“Vírus dos despedimentos” também é pandemia
A emergência sanitária da covid-19 desencadeou uma crise paralela no mercado do trabalho e “o vírus dos despedimentos devia ser tratado como uma pandemia e não está a ser”, alerta o economista José Castro Caldas.
“O vírus dos despedimentos tem de ser tratado como uma pandemia e com meios tão poderosos como os que estão a ser mobilizados na área da saúde”, defende.
António Brandão Moniz, professor na Faculdade de Ciências e Tecnologia da Universidade Nova de Lisboa, tem estado a acompanhar os impactos e as tendências no mercado do trabalho e diz que já dá para perceber que “muitas empresas querem recorrer a essa solução de despedir pessoal”, começando, desde logo, pelos trabalhadores em situações mais precárias.
“Poderemos ter aqui um efeito, espero que não devastador, mas muito significativo”, prevê.
A situação de pandemia provocou “um choque tremendo, concentrado no tempo e, neste caso, justificado por razões de saúde pública”, sobre o qual o Estado teve que intervir com “a escassez de instrumentos de proteção dos trabalhadores face àquilo que muitos imaginavam que seria a eficácia desses mesmos instrumentos”, assinala o sociólogo Paulo Pedroso.
“Ainda estamos no processo evolutivo e julgo que a adaptação do ‘lay-off’ permitiu travar o impacto imediato para o conjunto dos assalariados em situações típicas de trabalho”, avalia, alertando, porém, que os outros, “os atípicos”, ficaram de fora.

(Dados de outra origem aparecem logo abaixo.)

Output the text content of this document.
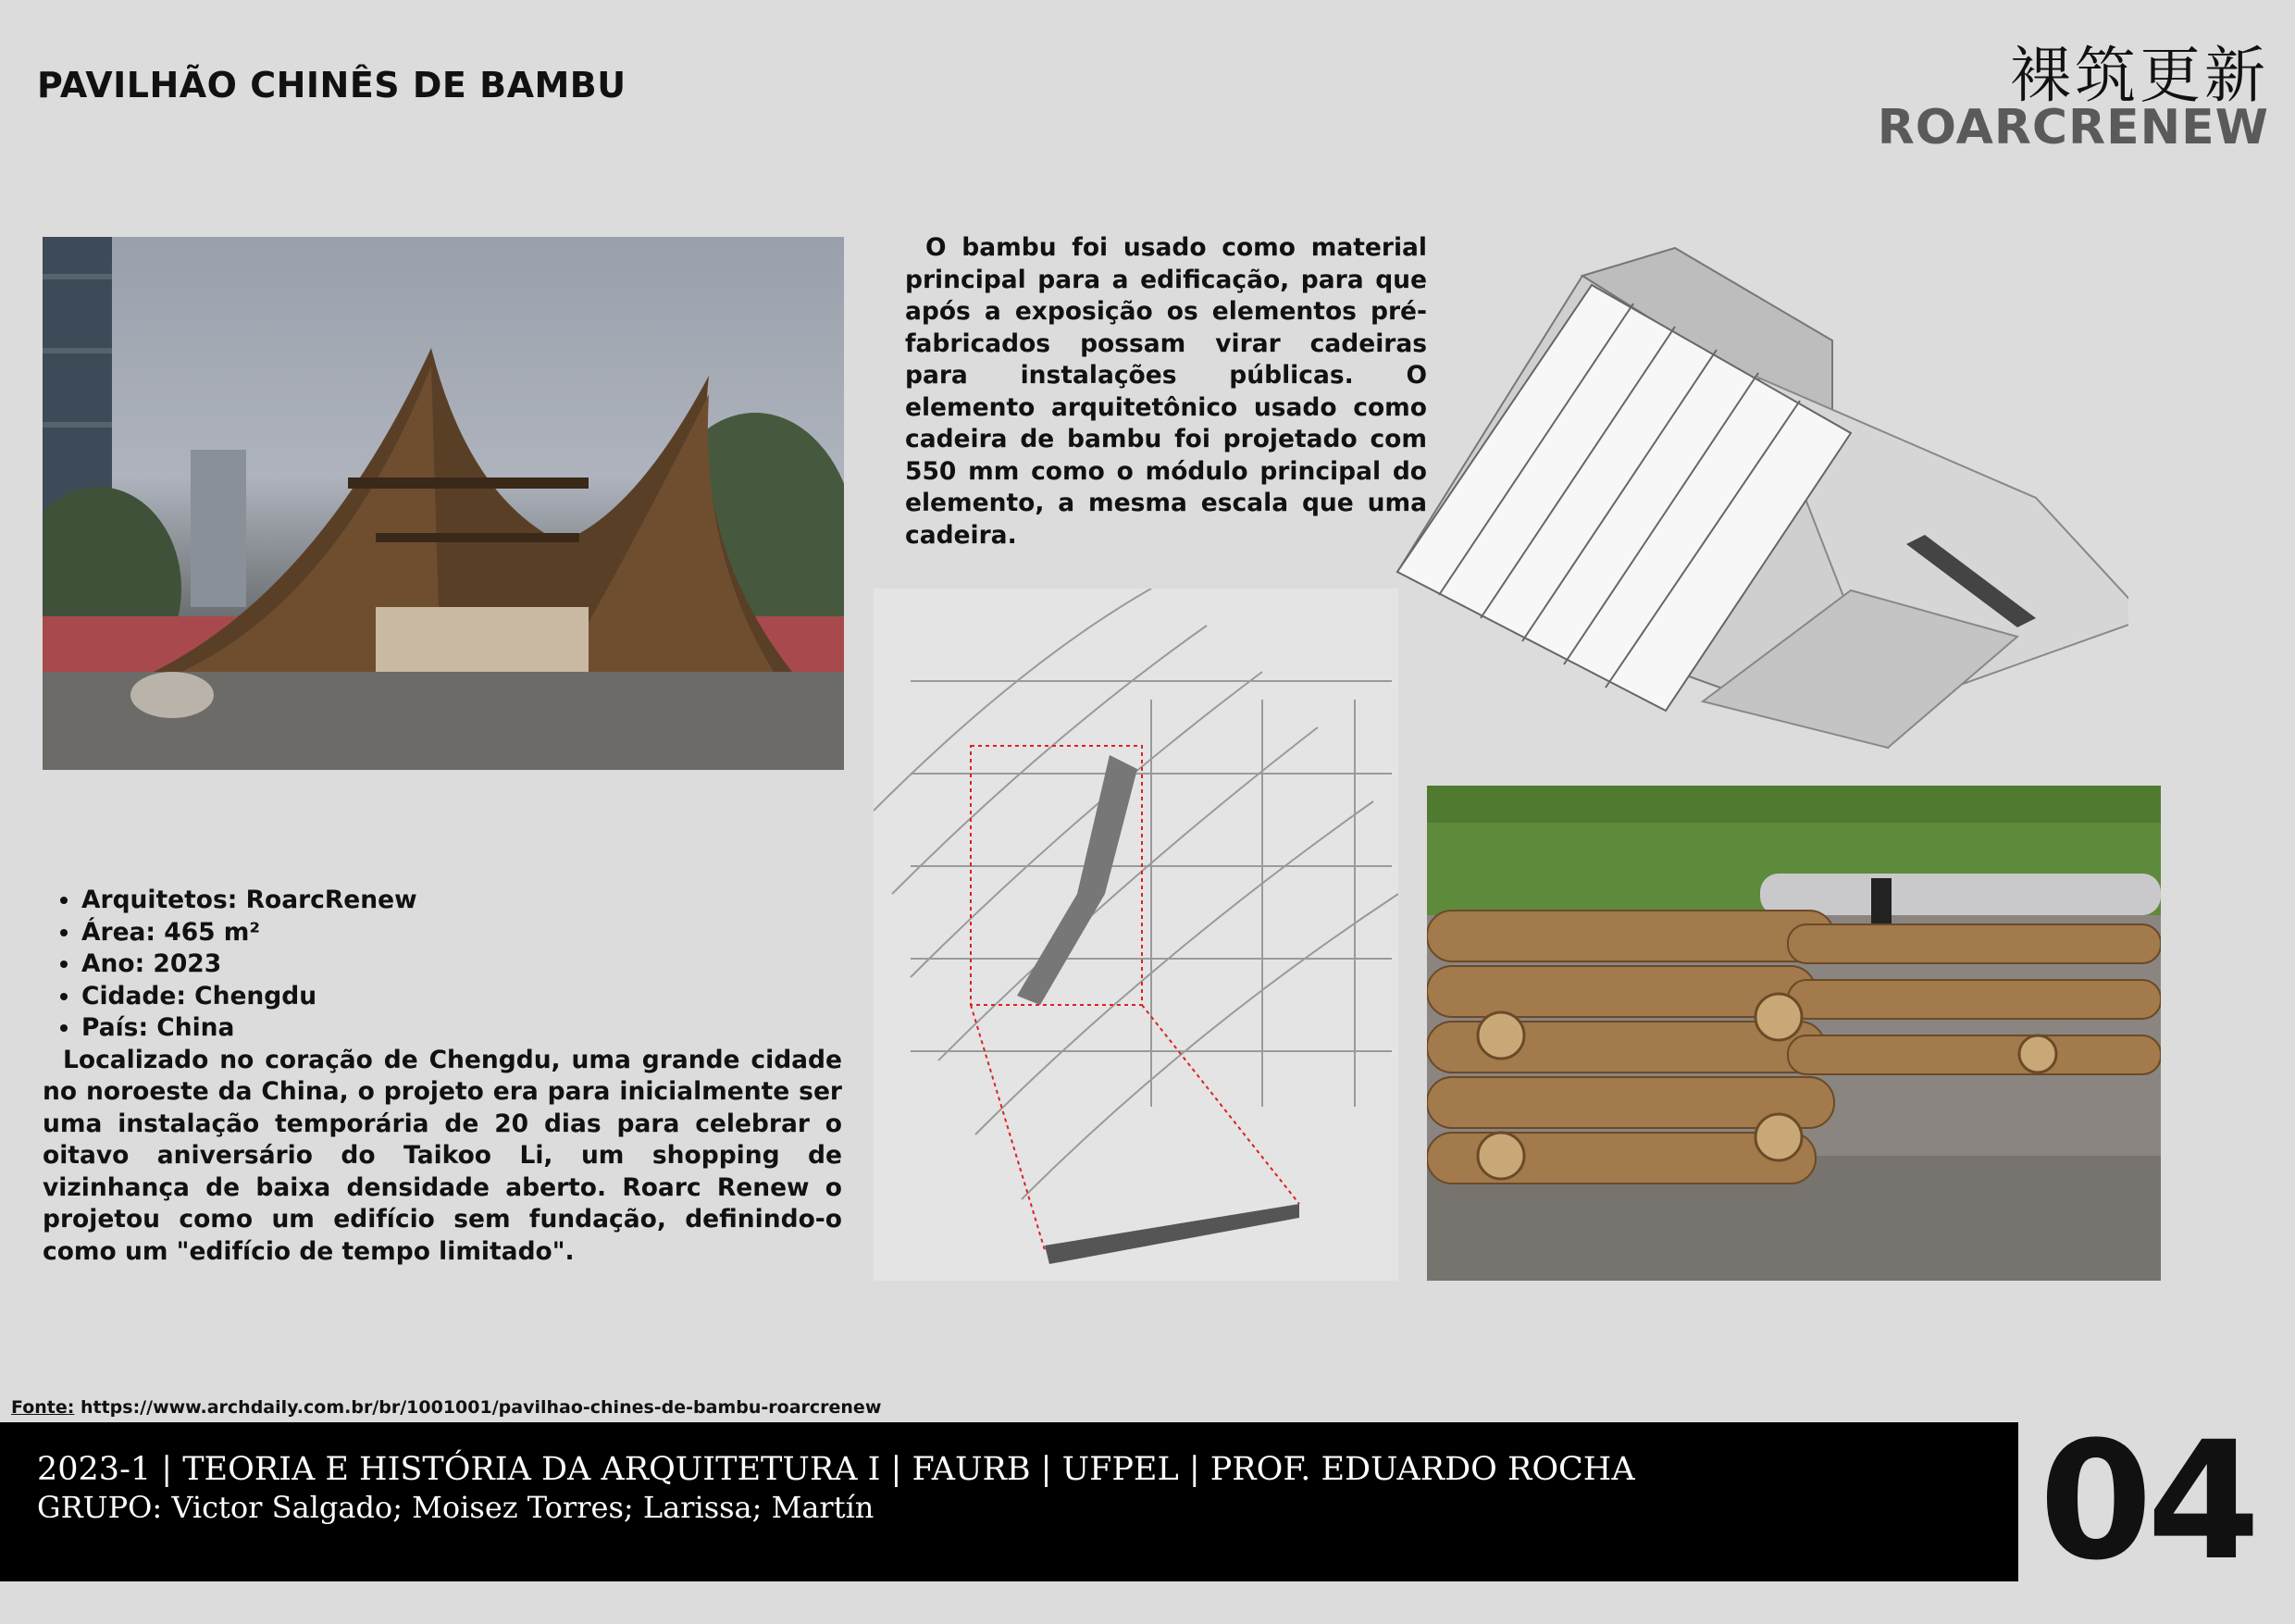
PAVILHÃO CHINÊS DE BAMBU	裸筑更新
ROARCRENEW

O bambu foi usado como material principal para a edificação, para que após a exposição os elementos pré-fabricados possam virar cadeiras para instalações públicas. O elemento arquitetônico usado como cadeira de bambu foi projetado com 550 mm como o módulo principal do elemento, a mesma escala que uma cadeira.

• Arquitetos: RoarcRenew
• Área: 465 m²
• Ano: 2023
• Cidade: Chengdu
• País: China

Localizado no coração de Chengdu, uma grande cidade no noroeste da China, o projeto era para inicialmente ser uma instalação temporária de 20 dias para celebrar o oitavo aniversário do Taikoo Li, um shopping de vizinhança de baixa densidade aberto. Roarc Renew o projetou como um edifício sem fundação, definindo-o como um "edifício de tempo limitado".

Fonte: https://www.archdaily.com.br/br/1001001/pavilhao-chines-de-bambu-roarcrenew
2023-1 | TEORIA E HISTÓRIA DA ARQUITETURA I | FAURB | UFPEL | PROF. EDUARDO ROCHA
GRUPO: Victor Salgado; Moisez Torres; Larissa; Martín	04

A adaptação do mecanismo do ‘lay-off’, previsto no Código do Trabalho e que se destina a manter os postos de trabalho, “conseguiu estancar uma parte dos efeitos negativos imediatos, porque permitiu que não houvesse uma onda de despedimentos tão grande como em países que não dispõem deste tipo de instrumento”, compara o antigo ministro do Trabalho.
De tudo o que está a acontecer, “o ‘lay-off’ ainda é o menor dos problemas”, quando comparado com a situação de grupos socioprofissionais que estão muito menos protegidos, admite o economista José Castro Caldas.
“A questão é saber se, no fim do ‘lay-off’, as empresas vão reabrir e reabrir com o mesmo nível de emprego”, frisa.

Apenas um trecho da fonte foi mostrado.